The program is available at every school, but parents have the option of removing their students from it. FastForWord was piloted in 2011 and implemented district-wide during the 2012-13 school year. Of the 666 kids in the program, 18 have opted out for various reasons, ranging from dissatisfaction with the program to wanting their child in a different at-risk program in the district.
According to the district's data, students who have remained in Fast ForWord have showed progress.
The district-wide launch was slated for third-graders only, with plans to expand to other grades. Of those 666 third-graders, 67 percent made gains in reading and language, according to the district. The program addresses students' cognitive and language skills.

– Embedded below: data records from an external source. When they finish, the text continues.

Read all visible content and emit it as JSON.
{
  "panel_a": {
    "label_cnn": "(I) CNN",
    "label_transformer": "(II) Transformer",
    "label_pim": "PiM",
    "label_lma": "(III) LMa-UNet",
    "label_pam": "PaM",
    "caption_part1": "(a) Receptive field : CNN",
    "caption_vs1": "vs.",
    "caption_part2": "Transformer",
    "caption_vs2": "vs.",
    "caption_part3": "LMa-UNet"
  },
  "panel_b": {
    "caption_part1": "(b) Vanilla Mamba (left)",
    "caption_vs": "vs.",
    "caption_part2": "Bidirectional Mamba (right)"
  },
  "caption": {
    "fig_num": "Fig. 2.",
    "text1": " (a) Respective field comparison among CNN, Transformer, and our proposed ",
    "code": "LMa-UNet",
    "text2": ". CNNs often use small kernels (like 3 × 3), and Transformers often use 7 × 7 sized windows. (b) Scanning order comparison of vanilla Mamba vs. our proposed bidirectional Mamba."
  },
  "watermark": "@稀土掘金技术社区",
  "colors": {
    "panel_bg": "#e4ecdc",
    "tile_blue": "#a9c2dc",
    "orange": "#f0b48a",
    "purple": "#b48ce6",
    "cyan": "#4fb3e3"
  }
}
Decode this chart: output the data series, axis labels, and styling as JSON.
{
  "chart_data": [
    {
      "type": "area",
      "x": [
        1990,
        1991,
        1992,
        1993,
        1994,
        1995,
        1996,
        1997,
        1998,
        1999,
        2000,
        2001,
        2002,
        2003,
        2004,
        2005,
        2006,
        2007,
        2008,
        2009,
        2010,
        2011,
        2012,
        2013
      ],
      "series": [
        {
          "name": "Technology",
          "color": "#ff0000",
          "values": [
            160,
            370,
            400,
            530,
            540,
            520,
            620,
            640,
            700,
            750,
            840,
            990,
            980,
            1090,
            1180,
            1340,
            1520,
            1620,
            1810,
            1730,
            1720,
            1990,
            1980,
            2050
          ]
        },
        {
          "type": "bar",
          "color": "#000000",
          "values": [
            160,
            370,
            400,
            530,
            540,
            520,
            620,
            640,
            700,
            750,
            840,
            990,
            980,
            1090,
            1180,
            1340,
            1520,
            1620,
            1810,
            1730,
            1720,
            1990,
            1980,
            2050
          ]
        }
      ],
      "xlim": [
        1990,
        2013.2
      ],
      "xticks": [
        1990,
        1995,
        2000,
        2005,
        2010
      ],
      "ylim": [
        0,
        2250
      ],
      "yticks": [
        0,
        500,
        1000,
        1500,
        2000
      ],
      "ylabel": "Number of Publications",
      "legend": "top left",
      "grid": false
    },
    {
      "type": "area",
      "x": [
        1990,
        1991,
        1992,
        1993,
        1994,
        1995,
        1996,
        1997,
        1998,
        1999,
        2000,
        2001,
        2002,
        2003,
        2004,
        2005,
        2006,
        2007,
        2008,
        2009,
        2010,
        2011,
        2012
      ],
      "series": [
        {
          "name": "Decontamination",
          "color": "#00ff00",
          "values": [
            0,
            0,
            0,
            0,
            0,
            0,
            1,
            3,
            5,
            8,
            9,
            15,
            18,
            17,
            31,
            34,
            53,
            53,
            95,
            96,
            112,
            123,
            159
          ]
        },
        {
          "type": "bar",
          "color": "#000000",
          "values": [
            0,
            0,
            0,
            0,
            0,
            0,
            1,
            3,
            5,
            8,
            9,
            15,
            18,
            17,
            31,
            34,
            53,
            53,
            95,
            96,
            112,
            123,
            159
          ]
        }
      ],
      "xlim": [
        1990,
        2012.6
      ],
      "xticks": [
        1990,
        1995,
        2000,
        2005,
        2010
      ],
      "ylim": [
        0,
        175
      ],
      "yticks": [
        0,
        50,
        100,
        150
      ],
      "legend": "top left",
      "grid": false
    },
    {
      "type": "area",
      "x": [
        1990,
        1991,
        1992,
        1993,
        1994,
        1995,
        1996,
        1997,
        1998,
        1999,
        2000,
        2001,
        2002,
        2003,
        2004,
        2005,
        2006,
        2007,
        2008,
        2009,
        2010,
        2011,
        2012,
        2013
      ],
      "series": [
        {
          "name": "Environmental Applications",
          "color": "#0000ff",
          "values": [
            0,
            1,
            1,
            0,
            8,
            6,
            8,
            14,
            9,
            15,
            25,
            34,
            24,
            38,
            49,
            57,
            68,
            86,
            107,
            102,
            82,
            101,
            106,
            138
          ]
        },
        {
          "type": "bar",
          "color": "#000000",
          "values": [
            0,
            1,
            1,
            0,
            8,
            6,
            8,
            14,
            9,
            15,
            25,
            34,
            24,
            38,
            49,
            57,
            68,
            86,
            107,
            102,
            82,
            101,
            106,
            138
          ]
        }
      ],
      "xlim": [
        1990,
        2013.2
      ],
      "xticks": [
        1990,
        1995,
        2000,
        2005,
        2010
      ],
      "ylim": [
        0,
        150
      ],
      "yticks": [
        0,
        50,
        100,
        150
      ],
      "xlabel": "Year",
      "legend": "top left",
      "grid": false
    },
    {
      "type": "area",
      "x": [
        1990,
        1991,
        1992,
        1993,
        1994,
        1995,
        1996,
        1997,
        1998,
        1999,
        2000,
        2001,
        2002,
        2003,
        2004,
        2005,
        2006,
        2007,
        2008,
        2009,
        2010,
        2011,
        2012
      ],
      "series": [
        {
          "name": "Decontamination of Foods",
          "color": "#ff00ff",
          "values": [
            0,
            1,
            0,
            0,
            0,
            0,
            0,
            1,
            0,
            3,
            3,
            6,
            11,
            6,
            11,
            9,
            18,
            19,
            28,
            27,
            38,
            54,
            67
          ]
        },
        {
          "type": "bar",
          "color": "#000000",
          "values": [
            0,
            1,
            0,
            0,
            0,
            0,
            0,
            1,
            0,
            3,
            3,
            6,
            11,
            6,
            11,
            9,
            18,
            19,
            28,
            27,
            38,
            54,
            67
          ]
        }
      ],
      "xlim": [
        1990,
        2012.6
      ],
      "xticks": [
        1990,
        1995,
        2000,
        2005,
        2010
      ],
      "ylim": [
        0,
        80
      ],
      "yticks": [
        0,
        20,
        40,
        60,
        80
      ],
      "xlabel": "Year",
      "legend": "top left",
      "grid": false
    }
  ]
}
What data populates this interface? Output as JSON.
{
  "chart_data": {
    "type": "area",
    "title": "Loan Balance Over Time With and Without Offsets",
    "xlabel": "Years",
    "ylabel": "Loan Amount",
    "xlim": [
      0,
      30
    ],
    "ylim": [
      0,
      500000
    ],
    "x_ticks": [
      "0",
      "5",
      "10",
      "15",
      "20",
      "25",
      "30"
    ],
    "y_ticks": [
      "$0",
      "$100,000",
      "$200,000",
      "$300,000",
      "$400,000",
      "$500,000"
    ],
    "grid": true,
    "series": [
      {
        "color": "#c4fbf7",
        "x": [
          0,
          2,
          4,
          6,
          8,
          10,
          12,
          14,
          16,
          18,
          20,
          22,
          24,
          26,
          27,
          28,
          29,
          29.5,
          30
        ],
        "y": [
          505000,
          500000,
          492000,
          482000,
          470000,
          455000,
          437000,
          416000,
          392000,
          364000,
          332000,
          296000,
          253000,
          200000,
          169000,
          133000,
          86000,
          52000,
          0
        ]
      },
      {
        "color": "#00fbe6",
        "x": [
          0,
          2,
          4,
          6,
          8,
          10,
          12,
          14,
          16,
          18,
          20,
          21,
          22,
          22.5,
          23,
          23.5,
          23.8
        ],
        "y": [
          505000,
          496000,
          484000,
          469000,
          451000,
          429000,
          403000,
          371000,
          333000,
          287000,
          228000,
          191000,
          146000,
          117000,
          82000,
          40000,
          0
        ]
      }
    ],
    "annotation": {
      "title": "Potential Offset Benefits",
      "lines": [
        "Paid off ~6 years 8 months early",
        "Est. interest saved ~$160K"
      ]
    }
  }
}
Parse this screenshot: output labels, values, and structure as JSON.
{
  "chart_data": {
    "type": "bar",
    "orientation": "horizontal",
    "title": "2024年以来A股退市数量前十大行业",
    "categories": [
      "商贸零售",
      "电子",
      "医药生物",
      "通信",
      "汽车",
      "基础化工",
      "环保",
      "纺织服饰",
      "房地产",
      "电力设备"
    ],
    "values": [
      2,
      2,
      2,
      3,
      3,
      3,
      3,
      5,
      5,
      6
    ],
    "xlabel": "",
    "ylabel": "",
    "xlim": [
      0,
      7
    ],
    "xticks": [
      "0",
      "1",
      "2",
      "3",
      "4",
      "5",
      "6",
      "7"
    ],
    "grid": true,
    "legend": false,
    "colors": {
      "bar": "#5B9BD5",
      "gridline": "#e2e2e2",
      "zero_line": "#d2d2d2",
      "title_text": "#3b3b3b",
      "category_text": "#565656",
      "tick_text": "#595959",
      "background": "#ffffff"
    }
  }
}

Though initially focused on academically struggling students, the program was expanded to include higher-achieving students this year. While mostly every student who participated showed improvement, gains among the high-achieving students were not as strong as for those on the lower end, according to the district's data.
Still, D97 administrators and school board members are generally pleased with the overall results, which were presented to the board on March 19. Fast ForWord has its share of supporters and critics, D97 officials acknowledged. But Supt. Albert Roberts stressed that the program is working for most of the students who are participating.
"When you look at the youngsters who were struggling … I'm still convinced it was a good investment," Roberts said of the nearly $500,000 purchase of Fast ForWord in early 2012.